Other meats you can use are chicken or turkey. (Pork doesn’t dry very well unless it’s bacon.) Chicken and turkey do well, but need to be cut thicker to prevent crumbling. You can make very tender jerky by grinding the meat and adding some of the marinade to hold it together. Then soak it for a shorter period of time, such as 2-3 hours.
Great Meat Substitutes
Some great meat substitutes include:
- mushrooms (grind, add the marinade for seasoning, shape into strips on parchment paper, and proceed as above)
- strips of tofu
- squash or eggplant strips (very yummy!) – Use a hard squash like butternut for the best texture. Soft squashes like zucchini don’t seem to hold up as well.

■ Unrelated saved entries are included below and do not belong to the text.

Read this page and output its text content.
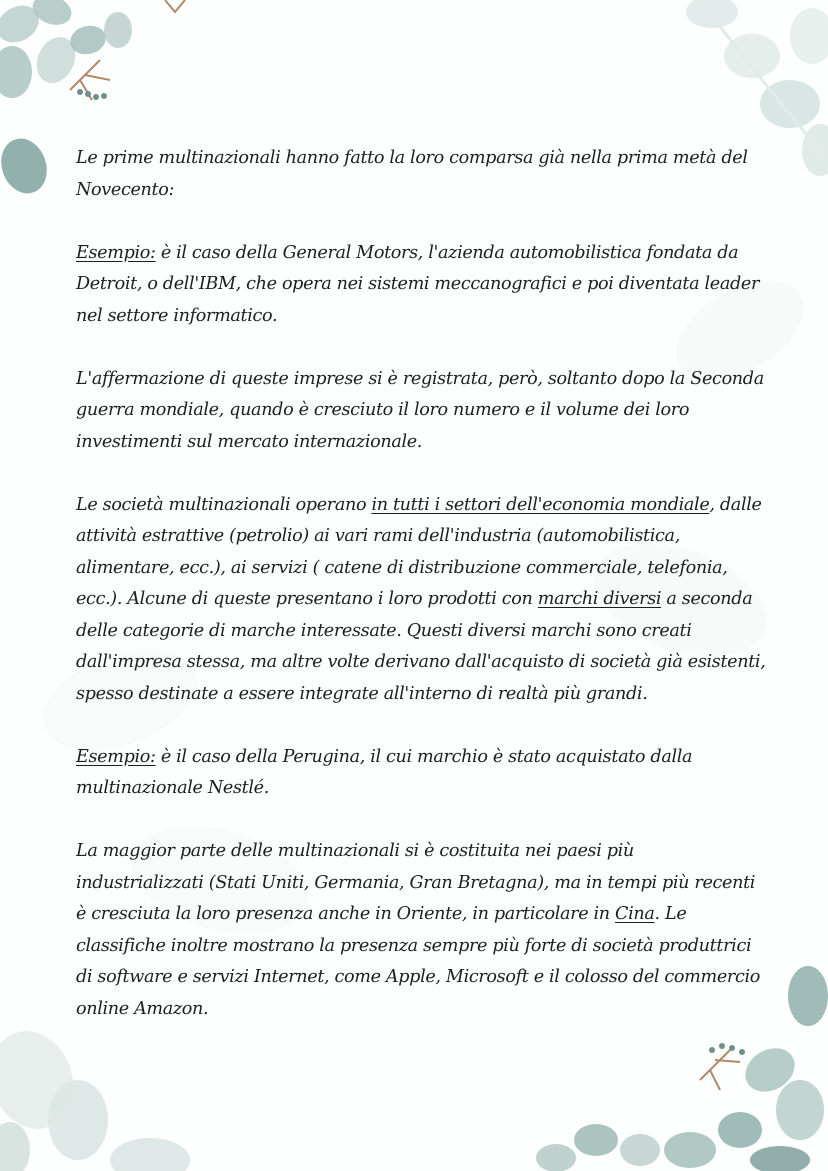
Le prime multinazionali hanno fatto la loro comparsa già nella prima metà del Novecento:

Esempio: è il caso della General Motors, l'azienda automobilistica fondata da Detroit, o dell'IBM, che opera nei sistemi meccanografici e poi diventata leader nel settore informatico.

L'affermazione di queste imprese si è registrata, però, soltanto dopo la Seconda guerra mondiale, quando è cresciuto il loro numero e il volume dei loro investimenti sul mercato internazionale.

Le società multinazionali operano in tutti i settori dell'economia mondiale, dalle attività estrattive (petrolio) ai vari rami dell'industria (automobilistica, alimentare, ecc.), ai servizi ( catene di distribuzione commerciale, telefonia, ecc.). Alcune di queste presentano i loro prodotti con marchi diversi a seconda delle categorie di marche interessate. Questi diversi marchi sono creati dall'impresa stessa, ma altre volte derivano dall'acquisto di società già esistenti, spesso destinate a essere integrate all'interno di realtà più grandi.

Esempio: è il caso della Perugina, il cui marchio è stato acquistato dalla multinazionale Nestlé.

La maggior parte delle multinazionali si è costituita nei paesi più industrializzati (Stati Uniti, Germania, Gran Bretagna), ma in tempi più recenti è cresciuta la loro presenza anche in Oriente, in particolare in Cina. Le classifiche inoltre mostrano la presenza sempre più forte di società produttrici di software e servizi Internet, come Apple, Microsoft e il colosso del commercio online Amazon.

- even ground beans and rice can be formed into jerky-like strips
NOTE: For any of these, only marinate for about an hour.
Drying Your Jerky
After marinating is complete, lay the strips of whatever you have onto wire racks placed on cookie sheets. This will catch any drips. Place in the oven at 200°F for 3-4 hours. Alternatively, you can use a food dehydrator. This will take longer, but doesn’t use as much electricity. You can also use a solar dehydrator, like this one that you can make yourself. If using the solar dehydrator, be sure to keep an eye on it as animals could come to investigate. I keep mine on a large stack of pallets to discourage curious critters.
Whatever method you use, check your meat every hour or so. For veggies and other meat substitutes, check about every 20 minutes. Your finished jerky should be chewy, but done all the way through. The marinade or brining process will “precook” your meat so there is no chance of spoilage. The salt will help with that.
Storing the Jerky
You can store jerky at room temperature in a tightly sealed glass jar to keep air out. If it does become exposed to the air, white crystals could form on the surface. These are salt crystals and are nothing to worry about. If you are going to store it for more than a few weeks, you can freeze it without harming the texture.
Have you ever made your own jerky? Did you use meat or a substitute? How did it turn out?